Stochastic Models for Fault Tolerance: Restart, Rejuvenation and Checkpointing

Stochastic Models for Fault Tolerance: Restart, Rejuvenation and Checkpointing

Katinka Wolter

Language: English

Pages: 269

ISBN: 3642112560

Format: PDF / Kindle (mobi) / ePub

As modern society relies on the fault-free operation of complex computing systems, system fault-tolerance has become an indispensable requirement. Therefore, we need mechanisms that guarantee correct service in cases where system components fail, be they software or hardware elements. Redundancy patterns are commonly used, for either redundancy in space or redundancy in time.

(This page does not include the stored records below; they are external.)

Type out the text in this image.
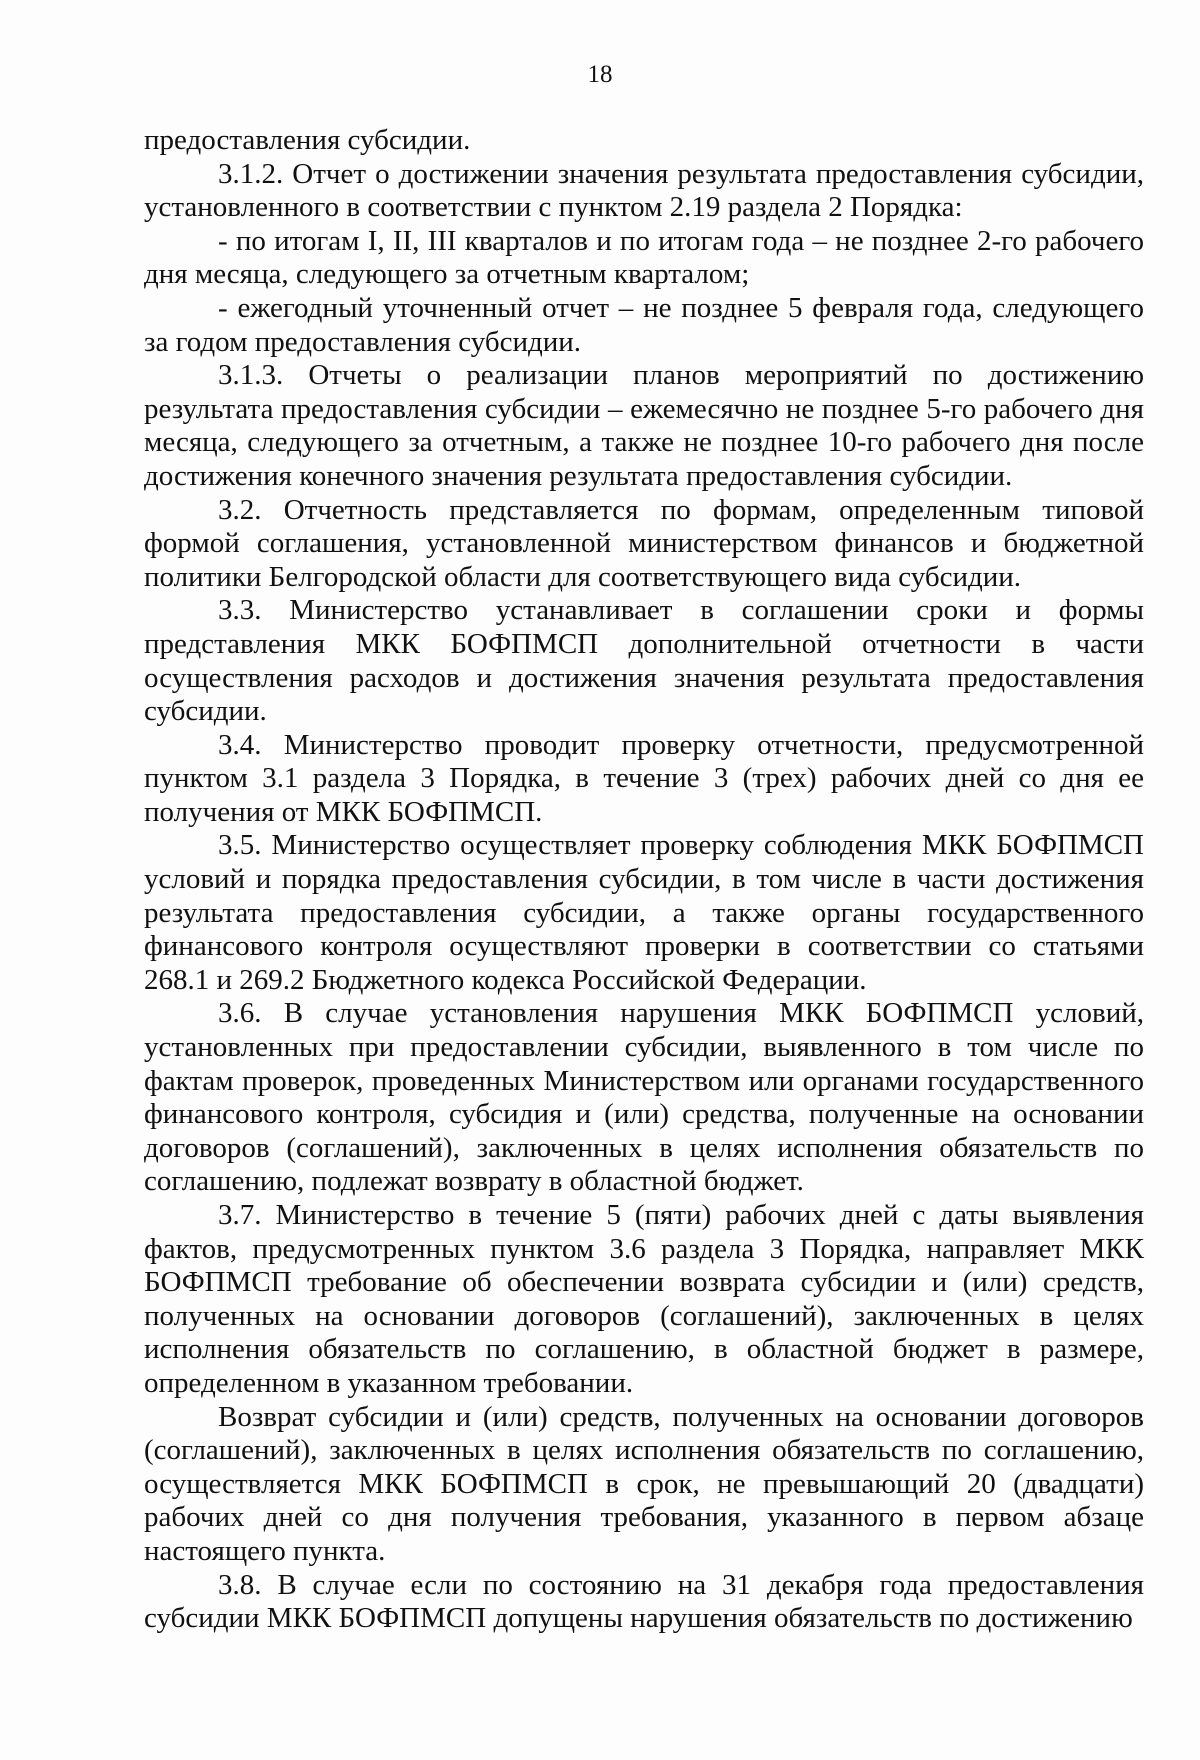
18

предоставления субсидии.

3.1.2. Отчет о достижении значения результата предоставления субсидии, установленного в соответствии с пунктом 2.19 раздела 2 Порядка:

- по итогам I, II, III кварталов и по итогам года – не позднее 2-го рабочего дня месяца, следующего за отчетным кварталом;

- ежегодный уточненный отчет – не позднее 5 февраля года, следующего за годом предоставления субсидии.

3.1.3. Отчеты о реализации планов мероприятий по достижению результата предоставления субсидии – ежемесячно не позднее 5-го рабочего дня месяца, следующего за отчетным, а также не позднее 10-го рабочего дня после достижения конечного значения результата предоставления субсидии.

3.2. Отчетность представляется по формам, определенным типовой формой соглашения, установленной министерством финансов и бюджетной политики Белгородской области для соответствующего вида субсидии.

3.3. Министерство устанавливает в соглашении сроки и формы представления МКК БОФПМСП дополнительной отчетности в части осуществления расходов и достижения значения результата предоставления субсидии.

3.4. Министерство проводит проверку отчетности, предусмотренной пунктом 3.1 раздела 3 Порядка, в течение 3 (трех) рабочих дней со дня ее получения от МКК БОФПМСП.

3.5. Министерство осуществляет проверку соблюдения МКК БОФПМСП условий и порядка предоставления субсидии, в том числе в части достижения результата предоставления субсидии, а также органы государственного финансового контроля осуществляют проверки в соответствии со статьями 268.1 и 269.2 Бюджетного кодекса Российской Федерации.

3.6. В случае установления нарушения МКК БОФПМСП условий, установленных при предоставлении субсидии, выявленного в том числе по фактам проверок, проведенных Министерством или органами государственного финансового контроля, субсидия и (или) средства, полученные на основании договоров (соглашений), заключенных в целях исполнения обязательств по соглашению, подлежат возврату в областной бюджет.

3.7. Министерство в течение 5 (пяти) рабочих дней с даты выявления фактов, предусмотренных пунктом 3.6 раздела 3 Порядка, направляет МКК БОФПМСП требование об обеспечении возврата субсидии и (или) средств, полученных на основании договоров (соглашений), заключенных в целях исполнения обязательств по соглашению, в областной бюджет в размере, определенном в указанном требовании.

Возврат субсидии и (или) средств, полученных на основании договоров (соглашений), заключенных в целях исполнения обязательств по соглашению, осуществляется МКК БОФПМСП в срок, не превышающий 20 (двадцати) рабочих дней со дня получения требования, указанного в первом абзаце настоящего пункта.

3.8. В случае если по состоянию на 31 декабря года предоставления субсидии МКК БОФПМСП допущены нарушения обязательств по достижению
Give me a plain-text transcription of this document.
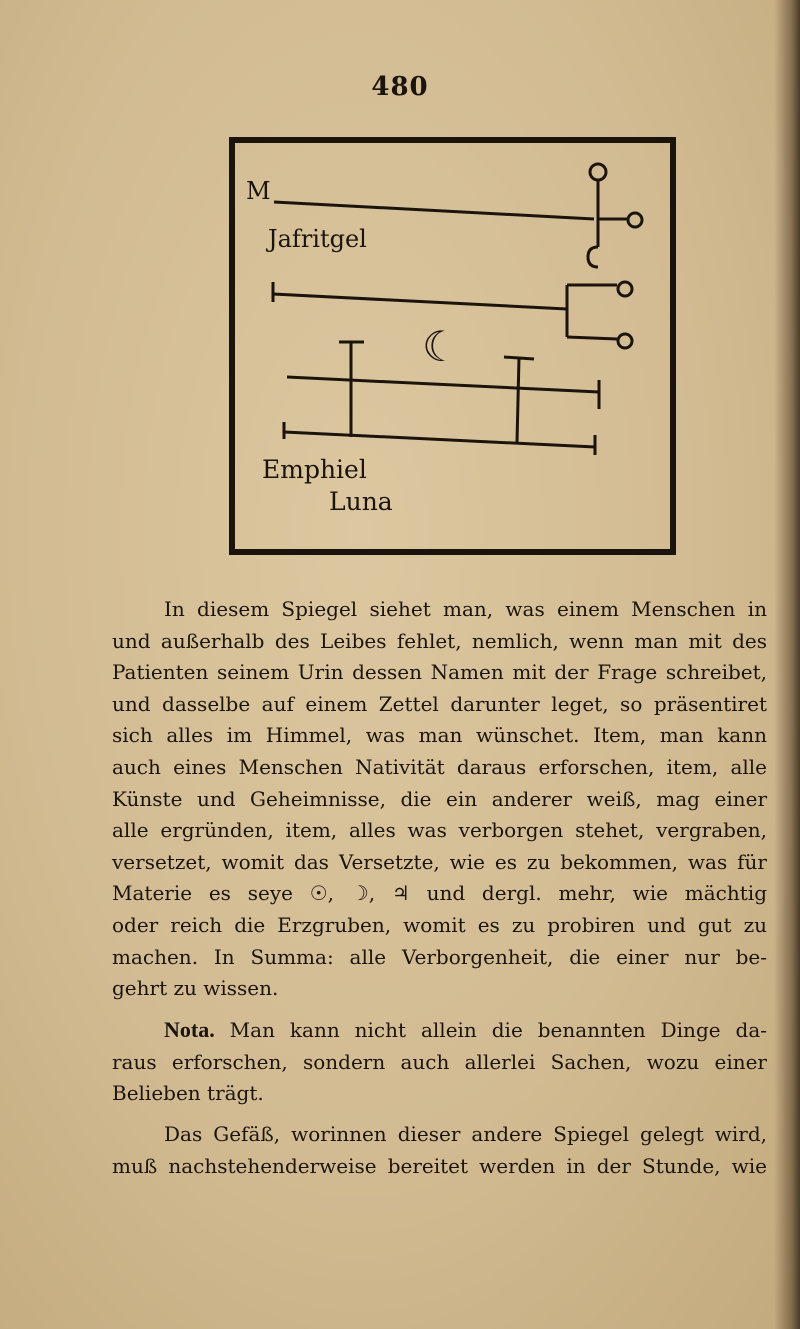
480
M
Jafritgel
☾
Emphiel
Luna
In diesem Spiegel siehet man, was einem Menschen in
und außerhalb des Leibes fehlet, nemlich, wenn man mit des
Patienten seinem Urin dessen Namen mit der Frage schreibet,
und dasselbe auf einem Zettel darunter leget, so präsentiret
sich alles im Himmel, was man wünschet. Item, man kann
auch eines Menschen Nativität daraus erforschen, item, alle
Künste und Geheimnisse, die ein anderer weiß, mag einer
alle ergründen, item, alles was verborgen stehet, vergraben,
versetzet, womit das Versetzte, wie es zu bekommen, was für
Materie es seye ☉, ☽, ♃ und dergl. mehr, wie mächtig
oder reich die Erzgruben, womit es zu probiren und gut zu
machen. In Summa: alle Verborgenheit, die einer nur be-
gehrt zu wissen.
Nota. Man kann nicht allein die benannten Dinge da-
raus erforschen, sondern auch allerlei Sachen, wozu einer
Belieben trägt.
Das Gefäß, worinnen dieser andere Spiegel gelegt wird,
muß nachstehenderweise bereitet werden in der Stunde, wie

Wolter’s book details methods of redundancy in time that need to be issued at the right moment. In particular, she addresses the so-called "timeout selection problem", i.e., the question of choosing the right time for different fault-tolerance mechanisms like restart, rejuvenation and checkpointing. Restart indicates the pure system restart, rejuvenation denotes the restart of the operating environment of a task, and checkpointing includes saving the system state periodically and reinitializing the system at the most recent checkpoint upon failure of the system. Her presentation includes a brief introduction to the methods, their detailed stochastic description, and also aspects of their efficient implementation in real-world systems.

The book is targeted at researchers and graduate students in system dependability, stochastic modeling and software reliability. Readers will find here an up-to-date overview of the key theoretical results, making this the only comprehensive text on stochastic models for restart-related problems.

Invitation to Computer Science (7th Edition)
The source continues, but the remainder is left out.